NERDE VE KİMLER TARAFINDAN ÇEKİLDİĞİ BELLİ OLMAYAN FOTOĞRAFLAR
Başsavcılık bu eyleme bu denli önem verip kumpası bütün çıplaklığıyla gözler önüne sermek maksadıyla titiz bir soruşturma yürütürken Cumhuriyet Gazetesi ise nerede ve kim tarafından çekildiği belli olmayan bazı fotoğrafları manşetine taşıyarak TIR'ların dorselerinde askeri mühimmat olduğunu iddia etmek suretiyle müthiş bir sorumsuzluğa imza attı. Üstelik Genel Yayın Yönetmeni Can Dündar imzasıyla yayınlanan haberde Türkiye sanki Suriye'deki yasadışı oluşumlara silah sevkiyatı yapıyor izlenimi oluşturmaya çalışıldı.
TIR KUMPASINDA İKİ DAVA DAHA GÖRÜLÜYOR
Öte yandan Paralel yapıyla bağlantılı TIR baskınları kumpasına dair halen açılmış iki dava daha bulunuyor.
4 SAVCI VE 1 ALBAY YARGITAY'DA MÜEBBETLE YARGILANIYOR
1 Ocak 2014 yılında Hatay'ın Kırıkhan ve 19 Ocak 2014'te Adana'nın Ceyhan ilçesinde MİT'e ait araçların durdurularak aranması sebebiyle Adana Cumhuriyet Başsavcılığı tarafından "Devletin güvenliği, iç veya dış siyasal yararları bakımından, niteliği itibarıyla gizli kalması gereken bilgileri, siyasal veya askeri casusluk maksadıyla temin etmek ve açıklamak" suçlarından soruşturma başlatılmıştı.
Adana eski Cumhuriyet Başsavcısı Süleyman Bağrıyanık, Adana eski İl Jandarma Komutanı Kurmay Albay Özkan Çokay, savcılar Aziz Takçı, Özcan Şişman ve Ahmet Karaca'nın sanık olarak yargılandığı dava Yargıtay 16. Ceza Dairesi'nde görülüyor. Dündar ve Gül'ün tutuklandığı bugün üçüncü duruşması görülen davada sanıkların reddi hakim talepleri reddedildi. Mahkeme sanıkların tutukluluk hallerinin devamına da karar verdi.

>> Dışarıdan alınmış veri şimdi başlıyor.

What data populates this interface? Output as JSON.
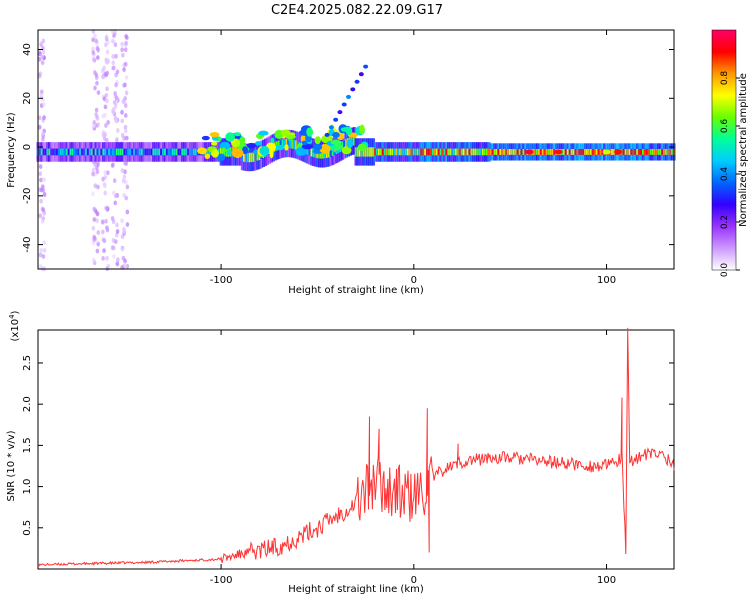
{
  "title": "C2E4.2025.082.22.09.G17",
  "colors": {
    "axis": "#000000",
    "snr_line": "#ff3333",
    "background": "#ffffff"
  },
  "chart_data": [
    {
      "type": "heatmap",
      "xlabel": "Height of straight line (km)",
      "ylabel": "Frequency (Hz)",
      "xlim": [
        -195,
        135
      ],
      "ylim": [
        -50,
        48
      ],
      "xticks": [
        -100,
        0,
        100
      ],
      "xtick_labels": [
        "-100",
        "0",
        "100"
      ],
      "yticks": [
        -40,
        -20,
        0,
        20,
        40
      ],
      "ytick_labels": [
        "-40",
        "-20",
        "0",
        "20",
        "40"
      ],
      "grid": false,
      "colorbar": {
        "label": "Normalized spectral amplitude",
        "range": [
          0,
          1
        ],
        "ticks": [
          0.0,
          0.2,
          0.4,
          0.6,
          0.8
        ],
        "tick_labels": [
          "0.0",
          "0.2",
          "0.4",
          "0.6",
          "0.8"
        ],
        "colormap": [
          "#ffffff",
          "#cc99ff",
          "#9933ff",
          "#3300ff",
          "#0066ff",
          "#00ccff",
          "#00ff99",
          "#66ff00",
          "#ffff00",
          "#ff9900",
          "#ff0000",
          "#ff0066"
        ]
      },
      "features": {
        "main_band_center_hz": -2,
        "vertical_streaks_km": [
          -193,
          -165,
          -160,
          -155,
          -150
        ],
        "diagonal_trace_start": [
          -45,
          5
        ],
        "diagonal_trace_end": [
          -25,
          33
        ]
      }
    },
    {
      "type": "line",
      "xlabel": "Height of straight line (km)",
      "ylabel": "SNR (10 * v/v)",
      "yunit": "(x10^4)",
      "xlim": [
        -195,
        135
      ],
      "ylim": [
        0,
        2.9
      ],
      "xticks": [
        -100,
        0,
        100
      ],
      "xtick_labels": [
        "-100",
        "0",
        "100"
      ],
      "yticks": [
        0.5,
        1.0,
        1.5,
        2.0,
        2.5
      ],
      "ytick_labels": [
        "0.5",
        "1.0",
        "1.5",
        "2.0",
        "2.5"
      ],
      "grid": false,
      "series": [
        {
          "x": [
            -195,
            -180,
            -160,
            -140,
            -120,
            -100,
            -90,
            -80,
            -70,
            -60,
            -50,
            -40,
            -30,
            -25,
            -20,
            -15,
            -10,
            -5,
            0,
            5,
            10,
            15,
            20,
            25,
            30,
            40,
            50,
            60,
            70,
            80,
            90,
            100,
            105,
            108,
            110,
            111,
            112,
            115,
            120,
            125,
            130,
            135
          ],
          "y": [
            0.05,
            0.06,
            0.07,
            0.08,
            0.1,
            0.12,
            0.18,
            0.22,
            0.28,
            0.38,
            0.5,
            0.65,
            0.8,
            0.95,
            1.05,
            1.0,
            0.95,
            0.9,
            0.85,
            0.95,
            1.1,
            1.2,
            1.25,
            1.3,
            1.32,
            1.35,
            1.35,
            1.33,
            1.3,
            1.28,
            1.25,
            1.25,
            1.3,
            1.35,
            0.2,
            2.85,
            1.3,
            1.35,
            1.38,
            1.4,
            1.38,
            1.25
          ]
        }
      ],
      "spikes": [
        {
          "x": -23,
          "y": 1.85
        },
        {
          "x": -18,
          "y": 1.7
        },
        {
          "x": 7,
          "y": 1.95
        },
        {
          "x": 8,
          "y": 0.2
        },
        {
          "x": 23,
          "y": 1.52
        },
        {
          "x": 108,
          "y": 2.08
        }
      ]
    }
  ]
}
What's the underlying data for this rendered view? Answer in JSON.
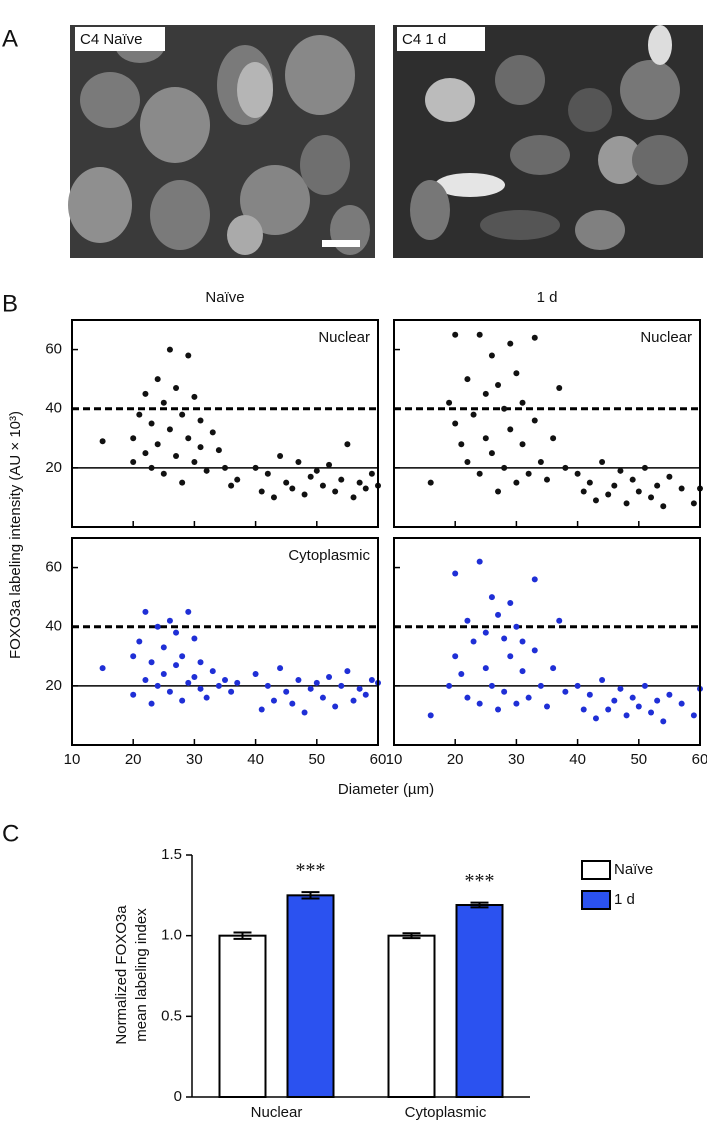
{
  "panels": {
    "a": "A",
    "b": "B",
    "c": "C"
  },
  "images": [
    {
      "label": "C4 Naïve"
    },
    {
      "label": "C4 1 d"
    }
  ],
  "panel_b": {
    "ylabel": "FOXO3a labeling intensity (AU × 10³)",
    "xlabel": "Diameter (µm)"
  },
  "chart_data": [
    {
      "type": "scatter",
      "title": "Naïve",
      "annotation": "Nuclear",
      "color": "#111111",
      "xlim": [
        10,
        60
      ],
      "ylim": [
        0,
        70
      ],
      "xticks": [
        10,
        20,
        30,
        40,
        50,
        60
      ],
      "yticks": [
        20,
        40,
        60
      ],
      "xtick_labels": false,
      "ytick_labels": true,
      "hlines": [
        {
          "value": 20,
          "style": "solid"
        },
        {
          "value": 40,
          "style": "dashed"
        }
      ],
      "x": [
        15,
        20,
        20,
        21,
        22,
        22,
        23,
        23,
        24,
        24,
        25,
        25,
        26,
        26,
        27,
        27,
        28,
        28,
        29,
        29,
        30,
        30,
        31,
        31,
        32,
        33,
        34,
        35,
        36,
        37,
        40,
        41,
        42,
        43,
        44,
        45,
        46,
        47,
        48,
        49,
        50,
        51,
        52,
        53,
        54,
        55,
        56,
        57,
        58,
        59,
        60
      ],
      "values": [
        29,
        30,
        22,
        38,
        45,
        25,
        35,
        20,
        50,
        28,
        42,
        18,
        60,
        33,
        24,
        47,
        15,
        38,
        30,
        58,
        22,
        44,
        27,
        36,
        19,
        32,
        26,
        20,
        14,
        16,
        20,
        12,
        18,
        10,
        24,
        15,
        13,
        22,
        11,
        17,
        19,
        14,
        21,
        12,
        16,
        28,
        10,
        15,
        13,
        18,
        14
      ]
    },
    {
      "type": "scatter",
      "title": "1 d",
      "annotation": "Nuclear",
      "color": "#111111",
      "xlim": [
        10,
        60
      ],
      "ylim": [
        0,
        70
      ],
      "xticks": [
        10,
        20,
        30,
        40,
        50,
        60
      ],
      "yticks": [
        20,
        40,
        60
      ],
      "xtick_labels": false,
      "ytick_labels": false,
      "hlines": [
        {
          "value": 20,
          "style": "solid"
        },
        {
          "value": 40,
          "style": "dashed"
        }
      ],
      "x": [
        16,
        19,
        20,
        20,
        21,
        22,
        22,
        23,
        24,
        24,
        25,
        25,
        26,
        26,
        27,
        27,
        28,
        28,
        29,
        29,
        30,
        30,
        31,
        31,
        32,
        33,
        33,
        34,
        35,
        36,
        37,
        38,
        40,
        41,
        42,
        43,
        44,
        45,
        46,
        47,
        48,
        49,
        50,
        51,
        52,
        53,
        54,
        55,
        57,
        59,
        60
      ],
      "values": [
        15,
        42,
        65,
        35,
        28,
        50,
        22,
        38,
        65,
        18,
        45,
        30,
        58,
        25,
        48,
        12,
        40,
        20,
        62,
        33,
        15,
        52,
        28,
        42,
        18,
        36,
        64,
        22,
        16,
        30,
        47,
        20,
        18,
        12,
        15,
        9,
        22,
        11,
        14,
        19,
        8,
        16,
        12,
        20,
        10,
        14,
        7,
        17,
        13,
        8,
        13
      ]
    },
    {
      "type": "scatter",
      "annotation": "Cytoplasmic",
      "color": "#1f2fd6",
      "xlim": [
        10,
        60
      ],
      "ylim": [
        0,
        70
      ],
      "xticks": [
        10,
        20,
        30,
        40,
        50,
        60
      ],
      "yticks": [
        20,
        40,
        60
      ],
      "xtick_labels": true,
      "ytick_labels": true,
      "hlines": [
        {
          "value": 20,
          "style": "solid"
        },
        {
          "value": 40,
          "style": "dashed"
        }
      ],
      "x": [
        15,
        20,
        20,
        21,
        22,
        22,
        23,
        23,
        24,
        24,
        25,
        25,
        26,
        26,
        27,
        27,
        28,
        28,
        29,
        29,
        30,
        30,
        31,
        31,
        32,
        33,
        34,
        35,
        36,
        37,
        40,
        41,
        42,
        43,
        44,
        45,
        46,
        47,
        48,
        49,
        50,
        51,
        52,
        53,
        54,
        55,
        56,
        57,
        58,
        59,
        60
      ],
      "values": [
        26,
        30,
        17,
        35,
        45,
        22,
        28,
        14,
        40,
        20,
        33,
        24,
        42,
        18,
        27,
        38,
        15,
        30,
        21,
        45,
        23,
        36,
        19,
        28,
        16,
        25,
        20,
        22,
        18,
        21,
        24,
        12,
        20,
        15,
        26,
        18,
        14,
        22,
        11,
        19,
        21,
        16,
        23,
        13,
        20,
        25,
        15,
        19,
        17,
        22,
        21
      ]
    },
    {
      "type": "scatter",
      "color": "#1f2fd6",
      "xlim": [
        10,
        60
      ],
      "ylim": [
        0,
        70
      ],
      "xticks": [
        10,
        20,
        30,
        40,
        50,
        60
      ],
      "yticks": [
        20,
        40,
        60
      ],
      "xtick_labels": true,
      "ytick_labels": false,
      "hlines": [
        {
          "value": 20,
          "style": "solid"
        },
        {
          "value": 40,
          "style": "dashed"
        }
      ],
      "x": [
        16,
        19,
        20,
        20,
        21,
        22,
        22,
        23,
        24,
        24,
        25,
        25,
        26,
        26,
        27,
        27,
        28,
        28,
        29,
        29,
        30,
        30,
        31,
        31,
        32,
        33,
        33,
        34,
        35,
        36,
        37,
        38,
        40,
        41,
        42,
        43,
        44,
        45,
        46,
        47,
        48,
        49,
        50,
        51,
        52,
        53,
        54,
        55,
        57,
        59,
        60
      ],
      "values": [
        10,
        20,
        58,
        30,
        24,
        42,
        16,
        35,
        62,
        14,
        38,
        26,
        50,
        20,
        44,
        12,
        36,
        18,
        48,
        30,
        14,
        40,
        25,
        35,
        16,
        32,
        56,
        20,
        13,
        26,
        42,
        18,
        20,
        12,
        17,
        9,
        22,
        12,
        15,
        19,
        10,
        16,
        13,
        20,
        11,
        15,
        8,
        17,
        14,
        10,
        19
      ]
    },
    {
      "type": "bar",
      "ylabel": [
        "Normalized FOXO3a",
        "mean labeling index"
      ],
      "categories": [
        "Nuclear",
        "Cytoplasmic"
      ],
      "ylim": [
        0,
        1.5
      ],
      "yticks": [
        0,
        0.5,
        {
          "value": 1,
          "label": "1.0"
        },
        1.5
      ],
      "series": [
        {
          "name": "Naïve",
          "color": "#ffffff",
          "values": [
            1.0,
            1.0
          ],
          "errors": [
            0.02,
            0.015
          ]
        },
        {
          "name": "1 d",
          "color": "#2b52f0",
          "values": [
            1.25,
            1.19
          ],
          "errors": [
            0.02,
            0.015
          ],
          "annotations": [
            "***",
            "***"
          ]
        }
      ]
    }
  ]
}
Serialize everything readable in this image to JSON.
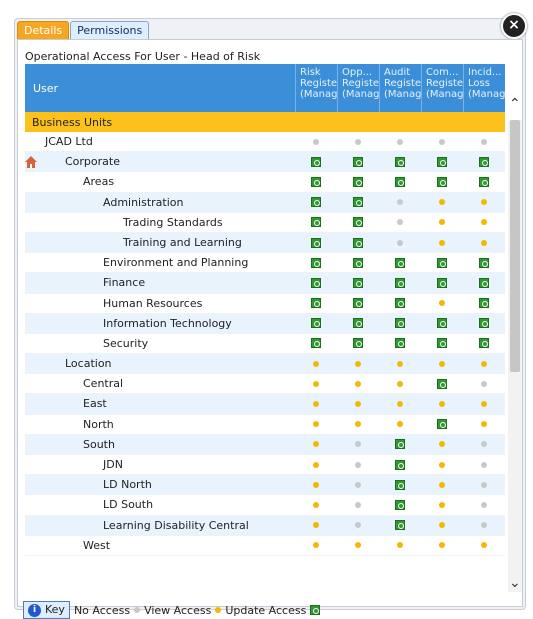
{
  "tabs": [
    {
      "label": "Details"
    },
    {
      "label": "Permissions"
    }
  ],
  "title": "Operational Access For User - Head of Risk",
  "columns": {
    "user": "User",
    "items": [
      [
        "Risk",
        "Registe",
        "(Manag"
      ],
      [
        "Opp...",
        "Registe",
        "(Manag"
      ],
      [
        "Audit",
        "Registe",
        "(Manag"
      ],
      [
        "Com...",
        "Registe",
        "(Manag"
      ],
      [
        "Incid...",
        "Loss",
        "(Manag"
      ]
    ]
  },
  "section": "Business Units",
  "rows": [
    {
      "name": "JCAD Ltd",
      "indent": 0,
      "cells": [
        "n",
        "n",
        "n",
        "n",
        "n"
      ]
    },
    {
      "name": "Corporate",
      "indent": 1,
      "icon": "house-icon",
      "cells": [
        "u",
        "u",
        "u",
        "u",
        "u"
      ]
    },
    {
      "name": "Areas",
      "indent": 2,
      "cells": [
        "u",
        "u",
        "u",
        "u",
        "u"
      ]
    },
    {
      "name": "Administration",
      "indent": 3,
      "cells": [
        "u",
        "u",
        "n",
        "v",
        "v"
      ]
    },
    {
      "name": "Trading Standards",
      "indent": 4,
      "cells": [
        "u",
        "u",
        "n",
        "v",
        "v"
      ]
    },
    {
      "name": "Training and Learning",
      "indent": 4,
      "cells": [
        "u",
        "u",
        "n",
        "v",
        "v"
      ]
    },
    {
      "name": "Environment and Planning",
      "indent": 3,
      "cells": [
        "u",
        "u",
        "u",
        "u",
        "u"
      ]
    },
    {
      "name": "Finance",
      "indent": 3,
      "cells": [
        "u",
        "u",
        "u",
        "u",
        "u"
      ]
    },
    {
      "name": "Human Resources",
      "indent": 3,
      "cells": [
        "u",
        "u",
        "u",
        "v",
        "u"
      ]
    },
    {
      "name": "Information Technology",
      "indent": 3,
      "cells": [
        "u",
        "u",
        "u",
        "u",
        "u"
      ]
    },
    {
      "name": "Security",
      "indent": 3,
      "cells": [
        "u",
        "u",
        "u",
        "u",
        "u"
      ]
    },
    {
      "name": "Location",
      "indent": 1,
      "cells": [
        "v",
        "v",
        "v",
        "v",
        "v"
      ]
    },
    {
      "name": "Central",
      "indent": 2,
      "cells": [
        "v",
        "v",
        "v",
        "u",
        "n"
      ]
    },
    {
      "name": "East",
      "indent": 2,
      "cells": [
        "v",
        "v",
        "v",
        "v",
        "v"
      ]
    },
    {
      "name": "North",
      "indent": 2,
      "cells": [
        "v",
        "v",
        "v",
        "u",
        "v"
      ]
    },
    {
      "name": "South",
      "indent": 2,
      "cells": [
        "v",
        "n",
        "u",
        "v",
        "n"
      ]
    },
    {
      "name": "JDN",
      "indent": 3,
      "cells": [
        "v",
        "n",
        "u",
        "v",
        "n"
      ]
    },
    {
      "name": "LD North",
      "indent": 3,
      "cells": [
        "v",
        "n",
        "u",
        "v",
        "n"
      ]
    },
    {
      "name": "LD South",
      "indent": 3,
      "cells": [
        "v",
        "n",
        "u",
        "v",
        "n"
      ]
    },
    {
      "name": "Learning Disability Central",
      "indent": 3,
      "cells": [
        "v",
        "n",
        "u",
        "v",
        "n"
      ]
    },
    {
      "name": "West",
      "indent": 2,
      "cells": [
        "v",
        "v",
        "v",
        "v",
        "v"
      ]
    }
  ],
  "key": {
    "label": "Key",
    "no_access": "No Access",
    "view_access": "View Access",
    "update_access": "Update Access"
  }
}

Bu davada 4 savcı ve 1 albay hakkında, "Cebir ve şiddet kullanarak Türkiye Cumhuriyeti hükümetini ortadan kaldırmaya veya görevlerini yapmasını kısmen veya tamamen engellemeye teşebbüs", "devletin güvenliğine ve siyasal faaliyetlerine ilişkin bilgileri temin edip ifşa etmek" suçlamasıyla ağırlaştırılmış müebbet hapis cezası isteniyor.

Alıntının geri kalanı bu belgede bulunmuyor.